As the regular season was coming to a close, in the final week of September, Carter was pushing hard to finish among the top 15 money winners to earn that WNFR berth. She had four rodeos on the docket: Kansas City, Omaha, Apache, Okla., and Stephenville, Texas.
"I had a three-day break, then went to Kansas City. I was sitting 13th in the world standings, but I knew I really needed to put a run down there," said Carter, who did just that by taking second. "That was the game-changer. That's what clinched it for me."
Good thing, too, because the next few days were dicey. The water pump on her truck blew in Omaha, forcing her to miss the Apache rodeo, and she had to hitch a ride with a friend to make Stephenville, where she cashed to finish a whirlwind week aboard her speedy steed.
"He's just so fast and so quick, he turns so hard," Carter said of Blaze. "It's fun. It's just unbelievable."
Carter stayed in 13th, ending the regular season with $62,768, about $3,300 above the cut line as she earned that trip to Las Vegas and the WNFR.

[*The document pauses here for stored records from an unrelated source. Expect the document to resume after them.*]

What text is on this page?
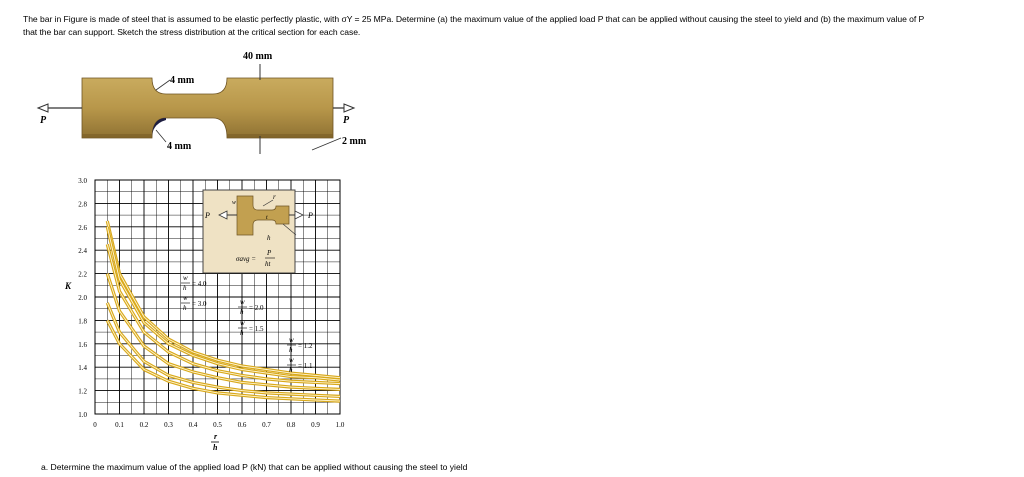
The bar in Figure is made of steel that is assumed to be elastic perfectly plastic, with σY = 25 MPa. Determine (a) the maximum value of the applied load P that can be applied without causing the steel to yield and (b) the maximum value of P
that the bar can support. Sketch the stress distribution at the critical section for each case.
P	P
40 mm
4 mm
4 mm	2 mm
1.0
1.2
1.4
1.6
1.8
2.0
2.2
2.4
2.6
2.8
3.0
0	0.1 0.2 0.3 0.4 0.5 0.6 0.7 0.8 0.9 1.0
K
r
h
P	P
w
r
t
h
σavg =
P
ht
w
h = 4.0
w
h = 3.0	w
h = 2.0
w
h = 1.5
w
h = 1.2
w
h = 1.1
a. Determine the maximum value of the applied load P (kN) that can be applied without causing the steel to yield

"I'm just in awe, I guess," Carter said. "For the longest time, I'd just have to pinch myself. It's something a girl dreams about from the time she's a kid. I thought I was done and wouldn't have that chance."
But she knows how that chance came about, which breaks her heart.
"The hardest thing for me is to have all this success, when Clay and Annette lost Rachel," Carter said. "They've come out and backed me, tried to help me out there. I know it's hard for them. How could they not wish it was Rachel?"
Carter said she knows Rachel is there in spirit.
"I feel her presence a lot. I know she's there," Carter said. "I believe that when you find a penny, that's an angel talking to you. So whenever I find a penny, I put it in my pocket for my next run. I know Rachel has helped. And I've got a lot of other people supporting me."
Most notably, parents who are watching their daughter's dream ride on.
"They're unbelievable people, and that horse is so talented. I'm just fortunate I'm the one who got chosen."